Employers with “telecommuting” policies should take care — employees might request working from home as a disability accommodation. That’s according to a decision handed down by the Sixth Circuit Court of Appeals in , E.E.O.C. v. Ford Motor Company, filed 4/22/14.
The case involved a woman who bought steel for the car company’s manufacturing and parts operations, who had a case of irritable bowel syndrome. Ms. Harris requested being allowed to telecommute because of her digestive problems, as an accommodation for her disability. The company denied her request, saying that Ms. Harris’ job required in-person communication. Instead, they offered her an in-office location closer to the restroom.
Ms. Harris sued, and the Court determined that Ms. Harris couldn’t do the job, even with the accommodation of being able to work from home. The Court sided with Ford’s assertions that the in person interactions were an “essential function” of the job Ms. Harris performed. Because she could not be physically present at her job regularly, then Ms. Harris’ termination was ruled appropriate.

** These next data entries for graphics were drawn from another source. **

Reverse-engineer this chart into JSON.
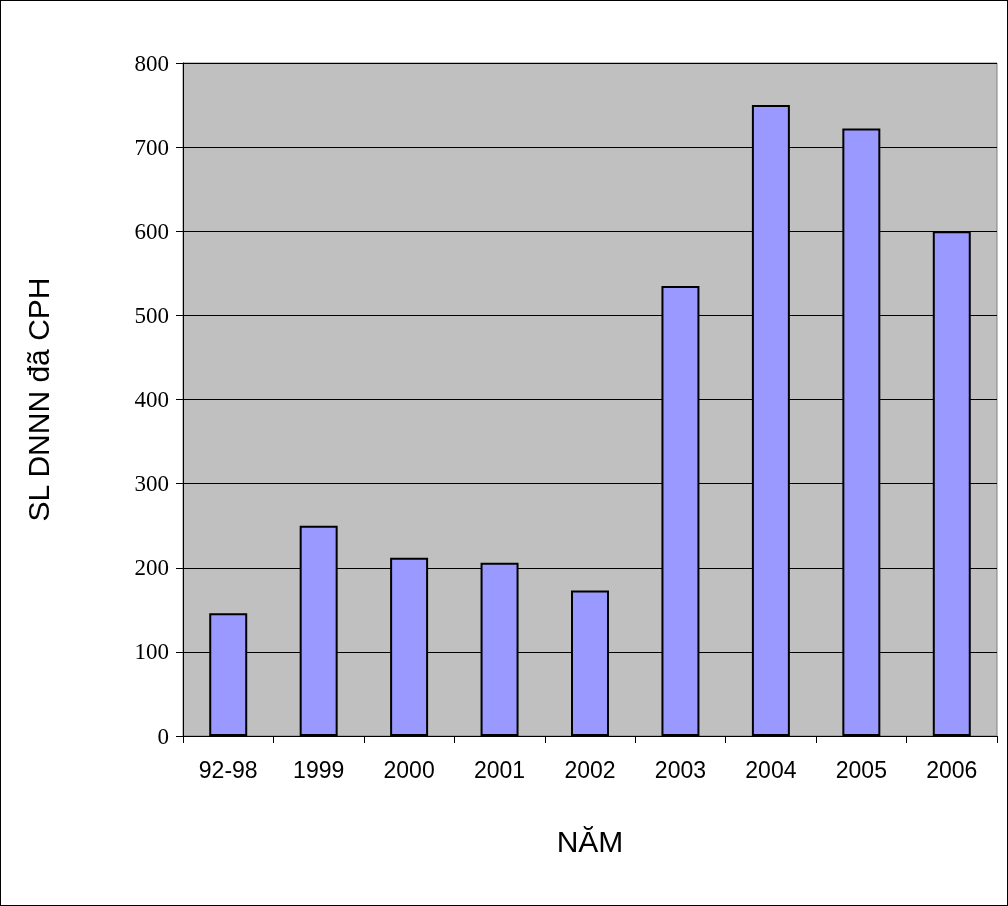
{
  "chart_data": {
    "type": "bar",
    "xlabel": "NĂM",
    "ylabel": "SL DNNN đã CPH",
    "categories": [
      "92-98",
      "1999",
      "2000",
      "2001",
      "2002",
      "2003",
      "2004",
      "2005",
      "2006"
    ],
    "values": [
      146,
      250,
      212,
      206,
      173,
      535,
      750,
      722,
      600
    ],
    "color": "#9999ff",
    "ylim": [
      0,
      800
    ],
    "yticks": [
      0,
      100,
      200,
      300,
      400,
      500,
      600,
      700,
      800
    ],
    "grid": "y"
  }
}
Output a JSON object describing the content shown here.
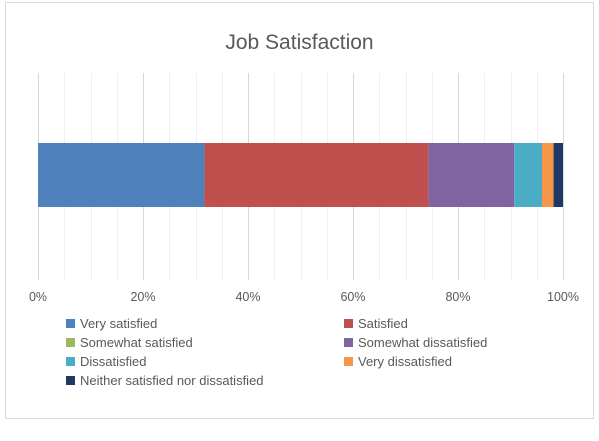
{
  "chart_data": {
    "type": "bar",
    "orientation": "horizontal",
    "stacking": "percent",
    "title": "Job Satisfaction",
    "xlabel": "",
    "ylabel": "",
    "xlim": [
      0,
      100
    ],
    "x_tick_values": [
      0,
      20,
      40,
      60,
      80,
      100
    ],
    "x_tick_labels": [
      "0%",
      "20%",
      "40%",
      "60%",
      "80%",
      "100%"
    ],
    "grid": true,
    "legend_position": "bottom",
    "series": [
      {
        "name": "Very satisfied",
        "values": [
          31.7
        ],
        "color": "#4f81bd"
      },
      {
        "name": "Satisfied",
        "values": [
          42.7
        ],
        "color": "#c0504d"
      },
      {
        "name": "Somewhat satisfied",
        "values": [
          0
        ],
        "color": "#9bbb59"
      },
      {
        "name": "Somewhat dissatisfied",
        "values": [
          16.3
        ],
        "color": "#8064a2"
      },
      {
        "name": "Dissatisfied",
        "values": [
          5.3
        ],
        "color": "#4bacc6"
      },
      {
        "name": "Very dissatisfied",
        "values": [
          2.2
        ],
        "color": "#f79646"
      },
      {
        "name": "Neither satisfied nor dissatisfied",
        "values": [
          1.8
        ],
        "color": "#1f3864"
      }
    ]
  }
}
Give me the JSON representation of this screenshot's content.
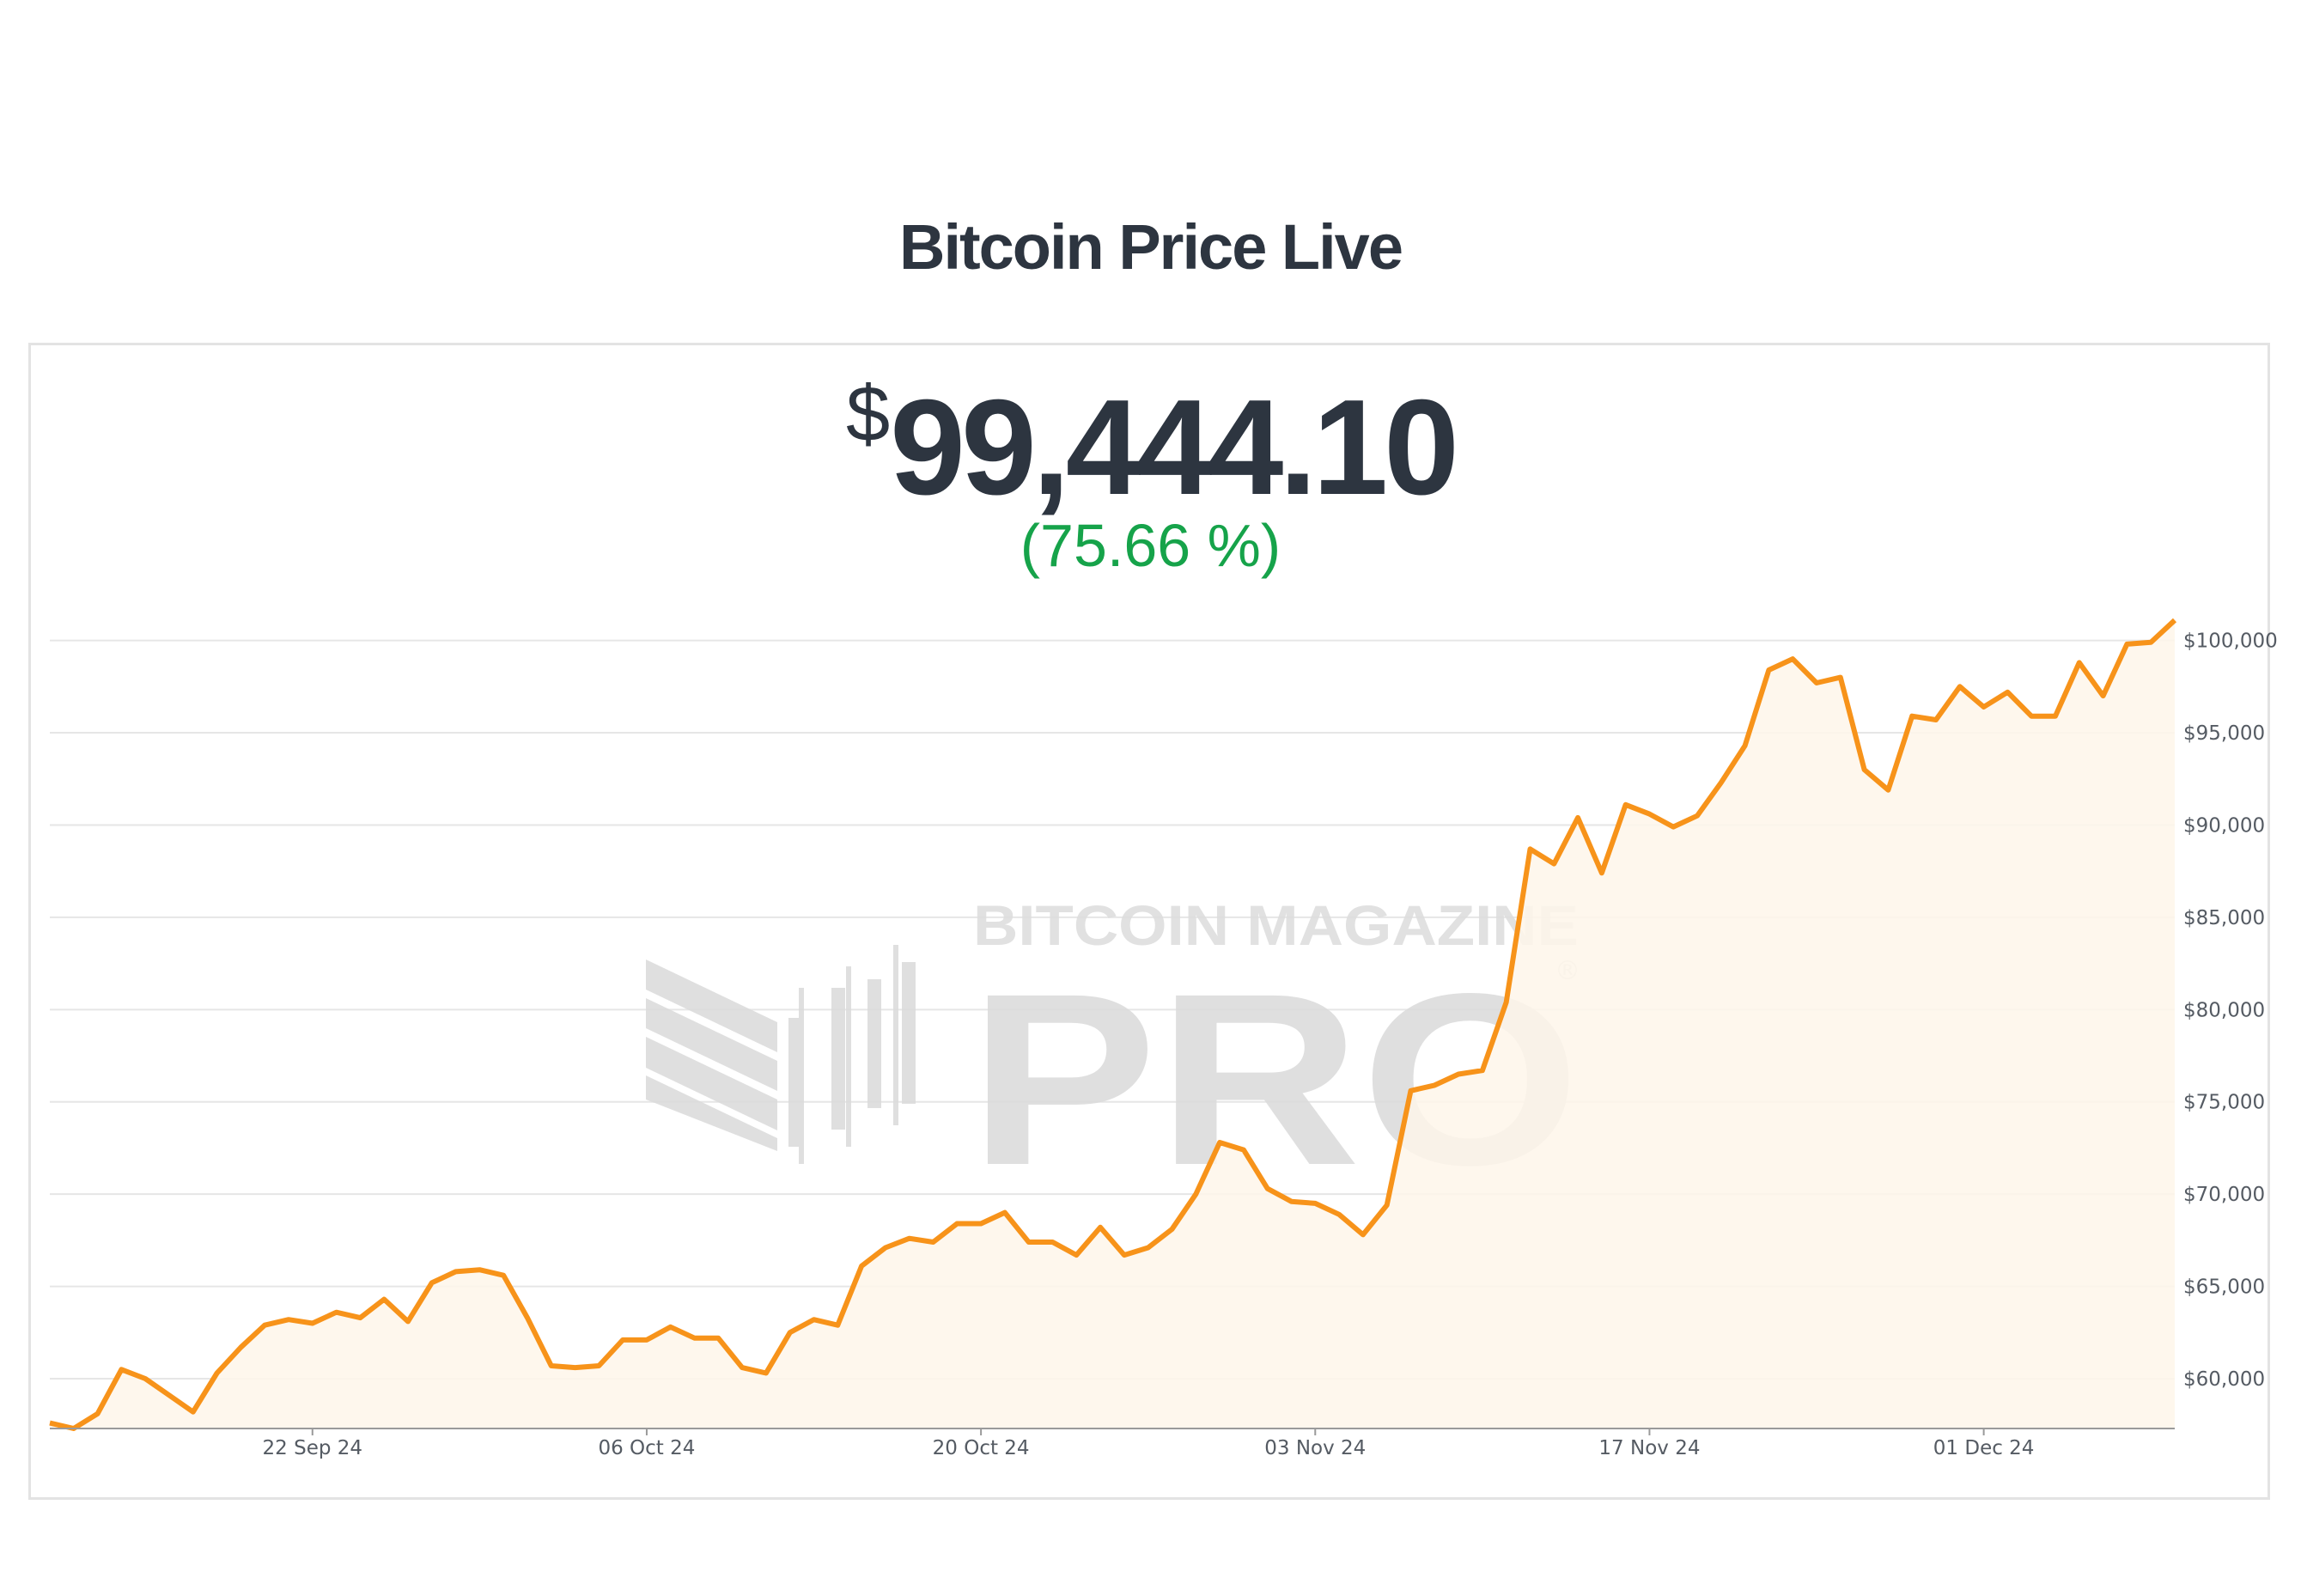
{
  "page": {
    "title": "Bitcoin Price Live"
  },
  "price": {
    "currency": "$",
    "value": "99,444.10",
    "change": "(75.66 %)"
  },
  "watermark": {
    "line1": "BITCOIN MAGAZINE",
    "line2": "PRO",
    "mark": "®"
  },
  "colors": {
    "line": "#f7931a",
    "area": "#fef6ea",
    "change": "#16a34a",
    "text": "#2d3540",
    "grid": "#e6e6e6"
  },
  "chart_data": {
    "type": "area",
    "title": "",
    "xlabel": "",
    "ylabel": "",
    "ylim": [
      57300,
      101100
    ],
    "y_ticks": [
      "$60,000",
      "$65,000",
      "$70,000",
      "$75,000",
      "$80,000",
      "$85,000",
      "$90,000",
      "$95,000",
      "$100,000"
    ],
    "y_tick_values": [
      60000,
      65000,
      70000,
      75000,
      80000,
      85000,
      90000,
      95000,
      100000
    ],
    "x_ticks": [
      "22 Sep 24",
      "06 Oct 24",
      "20 Oct 24",
      "03 Nov 24",
      "17 Nov 24",
      "01 Dec 24"
    ],
    "x_tick_dates": [
      "2024-09-22",
      "2024-10-06",
      "2024-10-20",
      "2024-11-03",
      "2024-11-17",
      "2024-12-01"
    ],
    "x_range": [
      "2024-09-11",
      "2024-12-09"
    ],
    "grid": true,
    "y_axis_position": "right",
    "series": [
      {
        "x": [
          "2024-09-11",
          "2024-09-12",
          "2024-09-13",
          "2024-09-14",
          "2024-09-15",
          "2024-09-16",
          "2024-09-17",
          "2024-09-18",
          "2024-09-19",
          "2024-09-20",
          "2024-09-21",
          "2024-09-22",
          "2024-09-23",
          "2024-09-24",
          "2024-09-25",
          "2024-09-26",
          "2024-09-27",
          "2024-09-28",
          "2024-09-29",
          "2024-09-30",
          "2024-10-01",
          "2024-10-02",
          "2024-10-03",
          "2024-10-04",
          "2024-10-05",
          "2024-10-06",
          "2024-10-07",
          "2024-10-08",
          "2024-10-09",
          "2024-10-10",
          "2024-10-11",
          "2024-10-12",
          "2024-10-13",
          "2024-10-14",
          "2024-10-15",
          "2024-10-16",
          "2024-10-17",
          "2024-10-18",
          "2024-10-19",
          "2024-10-20",
          "2024-10-21",
          "2024-10-22",
          "2024-10-23",
          "2024-10-24",
          "2024-10-25",
          "2024-10-26",
          "2024-10-27",
          "2024-10-28",
          "2024-10-29",
          "2024-10-30",
          "2024-10-31",
          "2024-11-01",
          "2024-11-02",
          "2024-11-03",
          "2024-11-04",
          "2024-11-05",
          "2024-11-06",
          "2024-11-07",
          "2024-11-08",
          "2024-11-09",
          "2024-11-10",
          "2024-11-11",
          "2024-11-12",
          "2024-11-13",
          "2024-11-14",
          "2024-11-15",
          "2024-11-16",
          "2024-11-17",
          "2024-11-18",
          "2024-11-19",
          "2024-11-20",
          "2024-11-21",
          "2024-11-22",
          "2024-11-23",
          "2024-11-24",
          "2024-11-25",
          "2024-11-26",
          "2024-11-27",
          "2024-11-28",
          "2024-11-29",
          "2024-11-30",
          "2024-12-01",
          "2024-12-02",
          "2024-12-03",
          "2024-12-04",
          "2024-12-05",
          "2024-12-06",
          "2024-12-07",
          "2024-12-08",
          "2024-12-09"
        ],
        "values": [
          57600,
          57300,
          58100,
          60500,
          60000,
          59100,
          58200,
          60300,
          61700,
          62900,
          63200,
          63000,
          63600,
          63300,
          64300,
          63100,
          65200,
          65800,
          65900,
          65600,
          63300,
          60700,
          60600,
          60700,
          62100,
          62100,
          62800,
          62200,
          62200,
          60600,
          60300,
          62500,
          63200,
          62900,
          66100,
          67100,
          67600,
          67400,
          68400,
          68400,
          69000,
          67400,
          67400,
          66700,
          68200,
          66700,
          67100,
          68100,
          70000,
          72800,
          72400,
          70300,
          69600,
          69500,
          68900,
          67800,
          69400,
          75600,
          75900,
          76500,
          76700,
          80400,
          88700,
          87900,
          90400,
          87400,
          91100,
          90600,
          89900,
          90500,
          92300,
          94300,
          98400,
          99000,
          97700,
          98000,
          93000,
          91900,
          95900,
          95700,
          97500,
          96400,
          97200,
          95900,
          95900,
          98800,
          97000,
          99800,
          99900,
          101100
        ]
      }
    ]
  }
}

The Court observed that working from home is rarely determined as a reasonable accommodation. The case suggests that telecommuting will only be allowed as an accommodation in rare circumstances. But Employer friendly web sites are already advising companies to carefully define their “essential functions” in job descriptions –if regular physical presence in the workplace is part of the job, then the job description should say so. The same sites recommend listening to employees who are making requests that might relate to a disability. For employees requesting an accommodation, it can be helpful if the request is in writing, and states that the employee is seeking the special treatment as an accommodation for a disability.